Speaking of the Olympics, as I watched them while growing up during the Cold War, I always remember being told that the communist athletes were so stoic because of the repressive nature of their society while American athletes strutted, smiled, and engaged in all manner of ostentatious behaviour and exhibitionist bluster. This was largely celebrated and for some reason these values are conflated with 'Christian society'. It never occurred to me at the time that the reserve of athletes from other parts of the world might not necessarily be tied to repression but a sense of sobriety, gravity, and dignity - even a humility that is utterly lacking in the individualist American character.
This is the great irony - the liberal individualist system so vigorously championed by the Christian Right is the system that produces decadence and that in turn produces perversion. Ezekiel 16 hints at this with regard to the wealthy but selfish city of Sodom - but it's a lesson not learned, and even ignored as it doesn't fit the political narrative.
Chinese television is censored but (one could argue) at least you don't have to be barraged with all the homosexual material. Would it be worth not living in a liberal society in order to avoid all the degeneracy? I prefer to reject both models.

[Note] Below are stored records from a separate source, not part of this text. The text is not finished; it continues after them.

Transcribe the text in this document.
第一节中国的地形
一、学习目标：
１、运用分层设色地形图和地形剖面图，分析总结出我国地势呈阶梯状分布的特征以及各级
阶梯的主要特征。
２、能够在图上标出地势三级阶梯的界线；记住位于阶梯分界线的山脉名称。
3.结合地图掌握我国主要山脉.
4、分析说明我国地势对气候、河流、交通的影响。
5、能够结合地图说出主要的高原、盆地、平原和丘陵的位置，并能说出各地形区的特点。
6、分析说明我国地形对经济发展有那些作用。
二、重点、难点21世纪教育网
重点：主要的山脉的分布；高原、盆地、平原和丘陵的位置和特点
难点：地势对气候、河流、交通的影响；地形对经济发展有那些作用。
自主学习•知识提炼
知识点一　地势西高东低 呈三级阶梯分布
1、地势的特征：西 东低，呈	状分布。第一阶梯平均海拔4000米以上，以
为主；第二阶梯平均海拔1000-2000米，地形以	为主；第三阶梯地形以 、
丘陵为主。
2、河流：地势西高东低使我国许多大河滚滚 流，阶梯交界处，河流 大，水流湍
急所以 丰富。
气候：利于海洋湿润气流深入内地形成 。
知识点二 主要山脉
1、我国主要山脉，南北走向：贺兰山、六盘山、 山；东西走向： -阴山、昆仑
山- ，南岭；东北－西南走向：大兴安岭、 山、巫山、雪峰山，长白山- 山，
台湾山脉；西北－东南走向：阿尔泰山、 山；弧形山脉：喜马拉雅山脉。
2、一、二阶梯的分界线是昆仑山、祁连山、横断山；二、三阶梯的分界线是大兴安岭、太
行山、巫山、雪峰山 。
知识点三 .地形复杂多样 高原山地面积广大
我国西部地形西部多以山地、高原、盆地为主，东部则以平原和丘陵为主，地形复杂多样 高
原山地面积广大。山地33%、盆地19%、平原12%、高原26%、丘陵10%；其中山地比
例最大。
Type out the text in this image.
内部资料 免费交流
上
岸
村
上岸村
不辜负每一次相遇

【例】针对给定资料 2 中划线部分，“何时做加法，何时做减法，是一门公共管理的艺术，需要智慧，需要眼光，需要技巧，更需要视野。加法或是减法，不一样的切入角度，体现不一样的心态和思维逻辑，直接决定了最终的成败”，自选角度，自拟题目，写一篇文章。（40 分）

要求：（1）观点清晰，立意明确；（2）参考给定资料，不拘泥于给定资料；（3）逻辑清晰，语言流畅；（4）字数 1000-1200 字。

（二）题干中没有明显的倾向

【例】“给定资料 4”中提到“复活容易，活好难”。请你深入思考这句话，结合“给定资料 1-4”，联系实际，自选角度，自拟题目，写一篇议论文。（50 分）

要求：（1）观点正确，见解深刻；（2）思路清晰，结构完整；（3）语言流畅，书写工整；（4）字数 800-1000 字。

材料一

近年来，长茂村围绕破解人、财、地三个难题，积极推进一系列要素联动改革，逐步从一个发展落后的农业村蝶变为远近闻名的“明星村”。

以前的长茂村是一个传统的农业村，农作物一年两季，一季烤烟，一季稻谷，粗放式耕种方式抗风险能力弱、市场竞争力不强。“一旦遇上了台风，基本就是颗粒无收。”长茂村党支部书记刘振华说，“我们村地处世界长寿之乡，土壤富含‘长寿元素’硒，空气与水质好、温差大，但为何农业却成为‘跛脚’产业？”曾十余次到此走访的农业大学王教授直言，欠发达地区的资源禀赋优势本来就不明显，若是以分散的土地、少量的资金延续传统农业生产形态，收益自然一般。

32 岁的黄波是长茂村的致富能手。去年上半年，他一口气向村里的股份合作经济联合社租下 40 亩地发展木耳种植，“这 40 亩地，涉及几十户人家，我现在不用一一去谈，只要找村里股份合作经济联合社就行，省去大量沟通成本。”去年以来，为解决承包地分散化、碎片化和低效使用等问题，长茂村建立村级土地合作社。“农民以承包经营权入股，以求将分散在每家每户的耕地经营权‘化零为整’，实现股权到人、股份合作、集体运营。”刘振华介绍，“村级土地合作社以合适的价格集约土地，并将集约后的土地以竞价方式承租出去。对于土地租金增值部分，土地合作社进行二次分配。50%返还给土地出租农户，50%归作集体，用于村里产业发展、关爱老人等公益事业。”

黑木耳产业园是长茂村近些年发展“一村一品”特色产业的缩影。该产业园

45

It should be noted that until the rise of Xi's authoritarianism there was a burgeoning homosexual rights movement in China. It's still present but has lost all its momentum. Its heyday was during the capitalist quasi-libertarian boom period of the early 2000's - which is what we should expect.
We can then assert the Christian Right is confused and contradictory in its own claims. It rails against the authoritarianism of the Chinese 'communist' system even while these Evangelicals would like to erect a similar authoritarian regime - though on a different basis. The slogans would change but for the life of the average person the censorship, surveillance, and fear would amount to the same thing. Such a censorious, centralised, and regulatory regime is of course highly authoritarian and thus contrary to the US system. And yet these folks don't see this as they vigorously wave the flag and see themselves as super-patriots - and their cultural mythology allows them to recast the American Founders in their own image. If they want an authoritarian state, then fine - but you can't wave the flag and claim the Founders as your own. And for the record, that's not conservatism but an expression of revolution as they seek to overthrow the existing order. And we see this with Trumpism - it's not conservative but it's certainly Right-wing and has already flirted with putsch-politics.
Maybe a regime of censorship wouldn't be so bad, but these internal contradictions will blow up in the end and websites like mine which anathematize their Dominionist Christianity would be shut down. The contradictions have also come to the fore in the split between authoritarian and libertarian wings - with some in defiance of all sense attempt to embrace at the same time. What they stand for is actually not libertarianism but single-party authoritarian rule and oligarchy. The ruling class is granted privileges and wide (even libertarian) latitude within a tight circle of Christian authoritarian control even while those who are not must toe the line or face the wrath of the state. In other words its liberty for some, a boot in the face for others. In terms of ideology - it's just a self-serving lie and rests on no principle apart from raw power.
In the past the Christian Right used to rail against actual Libertarianism. At one time the party was in favour of abortion and tacitly supported the notion of gay rights - all these things being embraced on the basis of individual autonomy. Libertarianism is after all an absolutizing of the concept of liberty and the rights regime - to the point that it becomes anti-social and subversive. Some have custom-crafted the scope of liberties and attempted to fit this dubious creed (and ethic) into a Christian social framework. Regardless the bulk of society is against them.
And in the context of the Church there is no hope for honest and fruitful discussion when this kind of confusion rules the day.